Spanish courts are already investigating Spanish security firm Undercover Global, that gave the CIA audio and video of Assange and his meetings with his lawyers and supporters at the Ecuadorian embassy in London. Garzón said this investigation could provide proof to UK courts “that the trial of Assange is a political trial by the United States, aiming to prevent the exposure by Mr Assange of criminal behavior by US state agencies.”

Garzón added, “Currently we are doing detailed work to study materials ... showing a systematic violation of Julian Assange’s rights, given that all Assange’s documents for his trial were taken from him by Ecuadorian President Lenín Moreno. Moreno gave this documentation to the United States at their request. This documentation should not be held by the US government but by Mr Assange.”

Garzón concluded with a devastating remark: “I can say that, over my entire professional life as a jurist, I have never seen such a systematic violation of all the rights of the victim as in this case.”

Assange’s father, John Shipton, spoke at the press conference to explain the international significance of the attacks on basic democratic rights that underlie Assange’s persecution.
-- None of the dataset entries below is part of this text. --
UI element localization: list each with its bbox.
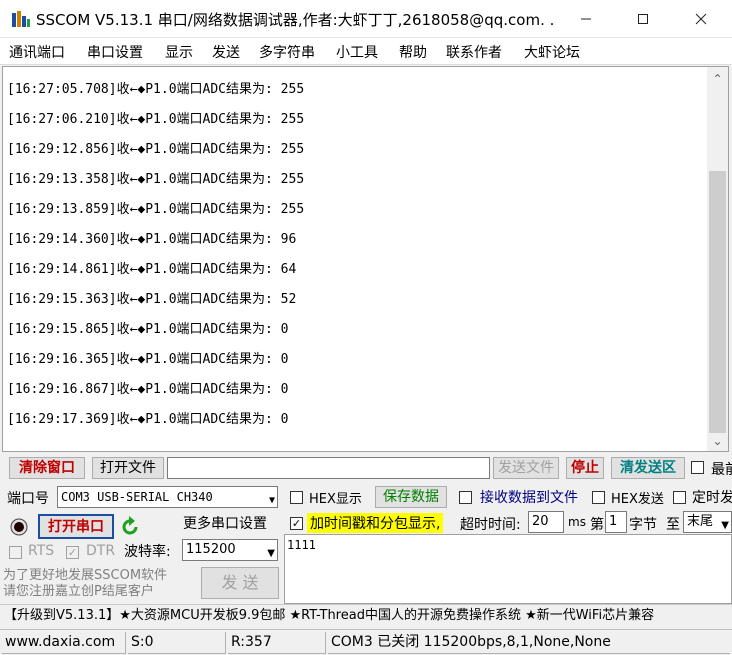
scroll-up-icon[interactable]: ⌃	[707, 69, 728, 89]
scrollbar-thumb[interactable]	[709, 171, 726, 433]
news-ticker[interactable]: 【升级到V5.13.1】★大资源MCU开发板9.9包邮 ★RT-Thread中国…	[0, 604, 732, 628]
stop-button[interactable]: 停止	[566, 457, 604, 479]
dtr-label: DTR	[86, 543, 116, 559]
always-on-top-label: 最前	[711, 462, 732, 478]
minimize-button[interactable]	[557, 0, 615, 38]
dtr-checkbox[interactable]: ✓	[66, 546, 79, 559]
open-file-button[interactable]: 打开文件	[92, 457, 164, 479]
status-sent-count: S:0	[128, 632, 226, 654]
close-button[interactable]	[672, 0, 730, 38]
menu-help[interactable]: 帮助	[399, 42, 427, 62]
log-line: [16:29:13.859]收←◆P1.0端口ADC结果为: 255	[7, 202, 305, 217]
recv-to-file-label: 接收数据到文件	[480, 490, 578, 506]
status-bar: www.daxia.com S:0 R:357 COM3 已关闭 115200b…	[0, 629, 732, 655]
menu-contact-author[interactable]: 联系作者	[446, 42, 502, 62]
hex-send-label: HEX发送	[611, 492, 664, 507]
status-received-count: R:357	[228, 632, 326, 654]
timestamp-label: 加时间戳和分包显示,	[307, 513, 444, 533]
close-icon	[695, 13, 707, 25]
chevron-down-icon: ▼	[267, 548, 275, 559]
byte-prefix-label: 第	[590, 517, 604, 533]
save-data-button[interactable]: 保存数据	[375, 486, 447, 508]
log-line: [16:29:12.856]收←◆P1.0端口ADC结果为: 255	[7, 142, 305, 157]
menu-multi-string[interactable]: 多字符串	[259, 42, 315, 62]
log-line: [16:29:16.365]收←◆P1.0端口ADC结果为: 0	[7, 352, 289, 367]
log-line: [16:29:15.363]收←◆P1.0端口ADC结果为: 52	[7, 292, 297, 307]
chevron-down-icon: ▼	[721, 520, 729, 531]
timed-send-checkbox[interactable]	[673, 491, 686, 504]
file-path-input[interactable]	[167, 457, 490, 479]
menu-bar: 通讯端口 串口设置 显示 发送 多字符串 小工具 帮助 联系作者 大虾论坛	[0, 38, 732, 65]
send-textarea[interactable]: 1111	[284, 534, 732, 604]
send-file-button[interactable]: 发送文件	[493, 457, 559, 479]
menu-send[interactable]: 发送	[212, 42, 240, 62]
baud-select-value: 115200	[186, 542, 236, 557]
menu-serial-settings[interactable]: 串口设置	[87, 42, 143, 62]
always-on-top-checkbox[interactable]	[691, 461, 704, 474]
timestamp-checkbox[interactable]: ✓	[290, 517, 303, 530]
status-website[interactable]: www.daxia.com	[2, 632, 126, 654]
byte-suffix-label: 字节	[629, 517, 657, 533]
baud-label: 波特率:	[124, 544, 171, 560]
port-select-value: COM3 USB-SERIAL CH340	[61, 490, 213, 504]
more-settings-link[interactable]: 更多串口设置	[183, 513, 267, 533]
scroll-down-icon[interactable]: ⌄	[707, 431, 728, 451]
port-status-icon	[10, 518, 28, 536]
log-line: [16:27:05.708]收←◆P1.0端口ADC结果为: 255	[7, 82, 305, 97]
receive-log[interactable]: [16:27:05.708]收←◆P1.0端口ADC结果为: 255 [16:2…	[2, 66, 708, 452]
to-select-value: 末尾	[687, 514, 714, 529]
port-select[interactable]: COM3 USB-SERIAL CH340 ▼	[57, 486, 278, 508]
hex-display-checkbox[interactable]	[290, 491, 303, 504]
timeout-unit: ms	[568, 515, 586, 529]
log-line: [16:29:17.369]收←◆P1.0端口ADC结果为: 0	[7, 412, 289, 427]
timeout-label: 超时时间:	[460, 517, 521, 533]
minimize-icon	[581, 18, 591, 20]
refresh-icon[interactable]	[119, 516, 141, 538]
menu-comm-port[interactable]: 通讯端口	[9, 42, 65, 62]
app-icon	[12, 11, 30, 27]
recv-to-file-checkbox[interactable]	[459, 491, 472, 504]
rts-checkbox[interactable]	[9, 546, 22, 559]
log-line: [16:29:15.865]收←◆P1.0端口ADC结果为: 0	[7, 322, 289, 337]
log-line: [16:29:16.867]收←◆P1.0端口ADC结果为: 0	[7, 382, 289, 397]
log-line: [16:29:13.358]收←◆P1.0端口ADC结果为: 255	[7, 172, 305, 187]
port-label: 端口号	[7, 491, 49, 507]
open-port-button[interactable]: 打开串口	[38, 514, 114, 539]
send-button[interactable]: 发 送	[201, 567, 279, 599]
menu-tools[interactable]: 小工具	[336, 42, 378, 62]
log-line: [16:27:06.210]收←◆P1.0端口ADC结果为: 255	[7, 112, 305, 127]
to-label: 至	[666, 517, 680, 533]
file-toolbar: 清除窗口 打开文件 发送文件 停止 清发送区 最前	[0, 455, 732, 481]
maximize-button[interactable]	[614, 0, 672, 38]
menu-forum[interactable]: 大虾论坛	[524, 42, 580, 62]
log-scrollbar[interactable]: ⌃ ⌄	[707, 66, 729, 452]
timeout-input[interactable]: 20	[528, 511, 564, 533]
title-bar: SSCOM V5.13.1 串口/网络数据调试器,作者:大虾丁丁,2618058…	[0, 0, 732, 38]
hex-send-checkbox[interactable]	[592, 491, 605, 504]
status-port-state: COM3 已关闭 115200bps,8,1,None,None	[328, 632, 730, 654]
port-panel: 端口号 COM3 USB-SERIAL CH340 ▼ 打开串口 更多串口设置 …	[0, 483, 283, 603]
clear-send-area-button[interactable]: 清发送区	[611, 457, 685, 479]
hex-display-label: HEX显示	[309, 492, 362, 507]
log-line: [16:29:14.360]收←◆P1.0端口ADC结果为: 96	[7, 232, 297, 247]
timed-send-label: 定时发	[692, 490, 732, 506]
log-line: [16:29:14.861]收←◆P1.0端口ADC结果为: 64	[7, 262, 297, 277]
clear-window-button[interactable]: 清除窗口	[9, 457, 85, 479]
maximize-icon	[638, 14, 648, 24]
window-title: SSCOM V5.13.1 串口/网络数据调试器,作者:大虾丁丁,2618058…	[36, 11, 556, 29]
baud-select[interactable]: 115200 ▼	[182, 539, 278, 561]
byte-index-input[interactable]: 1	[605, 511, 627, 533]
promo-text[interactable]: 为了更好地发展SSCOM软件 请您注册嘉立创P结尾客户	[3, 568, 193, 600]
menu-display[interactable]: 显示	[165, 42, 193, 62]
to-select[interactable]: 末尾 ▼	[683, 511, 732, 533]
chevron-down-icon: ▼	[268, 495, 275, 506]
rts-label: RTS	[28, 543, 55, 559]
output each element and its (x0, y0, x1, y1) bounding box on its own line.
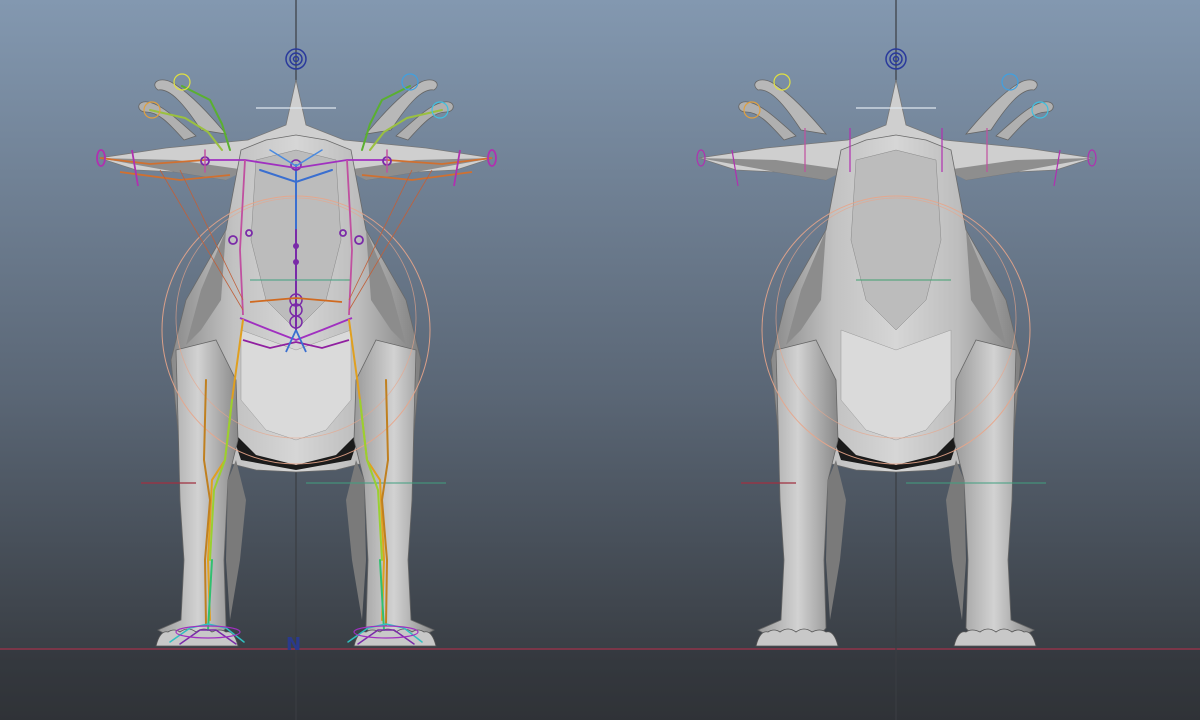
viewport-3d[interactable]: N (0, 0, 1200, 720)
ground-plane (0, 650, 1200, 720)
view-compass-letter: N (286, 634, 302, 655)
viewport-canvas (0, 0, 1200, 720)
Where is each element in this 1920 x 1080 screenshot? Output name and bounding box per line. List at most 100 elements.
Initially, Shipton said, he was concerned that “the oppression of Julian, of publishers and publications would ensure that the people of Europe would not be able to discuss among themselves movements that the United States or Washington may make to the disadvantage of Europe. But we turn the corner now, and we see it is clearly a global problem. Your being here is a recognition of a growing tidal flow that I can see will assist us to bring Julian home so he can mix freely with his family and friends.”

Shipton appealed for the freeing of his son, saying: “Julian now being 10 years in arbitrary detention, it’s incomprehensible. I can’t for the life of me understand why he’s still in prison. He has committed no crime.”